Une réponse à une menace qui s’emballe
L’initiative intervient dans un contexte de prolifération rapide des deepfakes. Des applications grand public comme Sora, l’outil d’OpenAI, depuis fermé, ont généré des flots de vidéos hyperréalistes de célébrités disparues, dont Michael Jackson et Elvis Presley. En février dernier, le réalisateur irlandais Ruairí Robinson avait créé, à partir d’un simple texte de deux phrases, un clip saisissant montrant Brad Pitt se battre avec Tom Cruise sur un toit, produit avec Seedance 2.0, un outil du groupe chinois ByteDance. La vidéo, largement diffusée, avait provoqué une vive inquiétude à Hollywood. Charles Rivkin, patron de la Motion Picture Association, a depuis appelé ByteDance à « cesser immédiatement ses activités de contrefaçons », l’accusant de violer le droit d’auteur. Le développement de l’outil YouTube répond aussi à des plaintes directes de personnalités américaines, qui dénonçaient jusqu’ici la lourdeur des procédures pour signaler et faire retirer un deepfake sur la plateforme.
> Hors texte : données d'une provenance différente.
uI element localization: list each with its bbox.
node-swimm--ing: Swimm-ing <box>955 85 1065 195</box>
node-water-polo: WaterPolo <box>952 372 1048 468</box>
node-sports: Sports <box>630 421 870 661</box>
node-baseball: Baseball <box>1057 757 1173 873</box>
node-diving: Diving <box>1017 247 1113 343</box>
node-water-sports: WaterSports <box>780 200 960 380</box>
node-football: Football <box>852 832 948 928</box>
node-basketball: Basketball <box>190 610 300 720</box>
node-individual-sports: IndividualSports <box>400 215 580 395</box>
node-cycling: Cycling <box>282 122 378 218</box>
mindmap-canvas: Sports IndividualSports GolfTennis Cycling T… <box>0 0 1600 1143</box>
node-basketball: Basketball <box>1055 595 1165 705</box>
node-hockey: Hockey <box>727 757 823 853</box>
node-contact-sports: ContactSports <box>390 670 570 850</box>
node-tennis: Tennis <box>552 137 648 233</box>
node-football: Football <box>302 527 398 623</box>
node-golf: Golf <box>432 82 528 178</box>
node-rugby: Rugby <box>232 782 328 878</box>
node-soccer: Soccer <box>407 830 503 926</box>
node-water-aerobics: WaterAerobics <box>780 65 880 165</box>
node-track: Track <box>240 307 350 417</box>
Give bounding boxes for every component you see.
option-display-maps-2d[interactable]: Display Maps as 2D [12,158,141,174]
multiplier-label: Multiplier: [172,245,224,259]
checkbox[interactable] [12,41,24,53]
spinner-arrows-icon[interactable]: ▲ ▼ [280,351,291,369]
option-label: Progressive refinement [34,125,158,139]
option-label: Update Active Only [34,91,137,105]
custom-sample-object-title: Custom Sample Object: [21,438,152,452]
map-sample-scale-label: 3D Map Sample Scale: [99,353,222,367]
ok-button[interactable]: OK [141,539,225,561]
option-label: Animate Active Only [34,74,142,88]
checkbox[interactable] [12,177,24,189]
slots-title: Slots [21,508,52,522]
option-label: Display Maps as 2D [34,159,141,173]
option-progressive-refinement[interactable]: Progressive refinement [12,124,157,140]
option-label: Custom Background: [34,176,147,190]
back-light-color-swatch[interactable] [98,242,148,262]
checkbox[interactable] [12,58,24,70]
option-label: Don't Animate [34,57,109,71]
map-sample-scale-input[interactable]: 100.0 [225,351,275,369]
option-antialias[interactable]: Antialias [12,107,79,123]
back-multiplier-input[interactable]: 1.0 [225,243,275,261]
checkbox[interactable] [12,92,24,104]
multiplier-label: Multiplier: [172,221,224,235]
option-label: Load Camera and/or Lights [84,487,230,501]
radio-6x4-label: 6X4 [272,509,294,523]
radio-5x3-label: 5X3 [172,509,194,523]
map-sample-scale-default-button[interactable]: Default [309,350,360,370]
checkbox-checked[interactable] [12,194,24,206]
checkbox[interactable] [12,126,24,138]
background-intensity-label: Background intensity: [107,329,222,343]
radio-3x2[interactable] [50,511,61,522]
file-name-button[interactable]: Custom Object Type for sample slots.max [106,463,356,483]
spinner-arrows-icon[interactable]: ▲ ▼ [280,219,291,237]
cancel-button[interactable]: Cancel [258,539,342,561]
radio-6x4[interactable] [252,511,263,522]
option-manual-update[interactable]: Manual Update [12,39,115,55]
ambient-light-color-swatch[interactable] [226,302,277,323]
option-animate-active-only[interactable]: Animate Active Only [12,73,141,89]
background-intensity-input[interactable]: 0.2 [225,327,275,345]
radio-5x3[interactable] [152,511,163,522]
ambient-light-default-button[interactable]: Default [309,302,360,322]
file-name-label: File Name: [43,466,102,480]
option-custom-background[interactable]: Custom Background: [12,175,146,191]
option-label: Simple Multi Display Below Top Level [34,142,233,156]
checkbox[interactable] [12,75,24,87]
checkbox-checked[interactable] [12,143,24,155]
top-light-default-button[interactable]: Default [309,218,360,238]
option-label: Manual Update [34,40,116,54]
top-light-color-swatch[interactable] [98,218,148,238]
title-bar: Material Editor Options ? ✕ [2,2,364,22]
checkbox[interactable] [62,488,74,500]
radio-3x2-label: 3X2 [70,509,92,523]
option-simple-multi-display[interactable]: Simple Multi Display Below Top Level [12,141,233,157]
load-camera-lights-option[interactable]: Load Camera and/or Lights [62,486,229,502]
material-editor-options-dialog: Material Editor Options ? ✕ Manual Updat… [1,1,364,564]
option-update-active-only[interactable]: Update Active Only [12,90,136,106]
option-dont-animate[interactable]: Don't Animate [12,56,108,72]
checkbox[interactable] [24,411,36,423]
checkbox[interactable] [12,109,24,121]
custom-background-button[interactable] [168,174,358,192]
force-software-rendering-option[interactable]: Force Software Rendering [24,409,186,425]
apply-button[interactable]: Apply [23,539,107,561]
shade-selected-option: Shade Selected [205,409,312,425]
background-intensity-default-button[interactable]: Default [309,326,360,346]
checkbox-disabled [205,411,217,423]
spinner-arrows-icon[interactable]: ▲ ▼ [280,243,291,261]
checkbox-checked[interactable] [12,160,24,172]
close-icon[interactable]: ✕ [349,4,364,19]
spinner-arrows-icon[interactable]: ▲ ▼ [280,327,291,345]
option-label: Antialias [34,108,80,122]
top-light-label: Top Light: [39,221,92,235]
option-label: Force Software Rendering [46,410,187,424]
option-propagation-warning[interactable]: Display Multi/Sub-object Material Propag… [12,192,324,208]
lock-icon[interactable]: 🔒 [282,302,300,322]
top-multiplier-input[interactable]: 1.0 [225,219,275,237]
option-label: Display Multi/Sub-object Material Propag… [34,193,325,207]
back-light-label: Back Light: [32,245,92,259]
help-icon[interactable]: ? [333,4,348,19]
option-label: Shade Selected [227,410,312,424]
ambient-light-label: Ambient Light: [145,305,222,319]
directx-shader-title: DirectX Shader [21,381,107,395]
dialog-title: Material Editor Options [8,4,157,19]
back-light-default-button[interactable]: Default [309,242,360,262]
Un « patrimoine » à protéger, mais des limites assumées
Pour Jason Newman, de la société de management Untitled Entertainment, YouTube « fait ce qu’il faut en fournissant ces outils gratuitement », ajoutant dans un entretien au Hollywood Reporter que le patrimoine d’un artiste, « c’est son visage, son corps, qui il est, ce qu’il fait, sa façon de s’exprimer ». Alon Yamin, directeur général de Copyleaks, plateforme spécialisée dans la détection de contenus générés par IA, salue quant à lui « un tournant dans la manière dont les plateformes abordent la protection de l’identité », tout en soulignant que « la technologie permettant de reproduire le visage, la voix et les mimiques d’une personne a avancé plus vite que les garde-fous qui l’entourent ». Il prévient toutefois que l’outil « n’éliminera pas totalement les deepfakes », mais devrait « réduire considérablement leur portée », à condition que les systèmes de détection soient « extrêmement précis, continuellement mis à jour et associés à des procédures de retrait rapides ».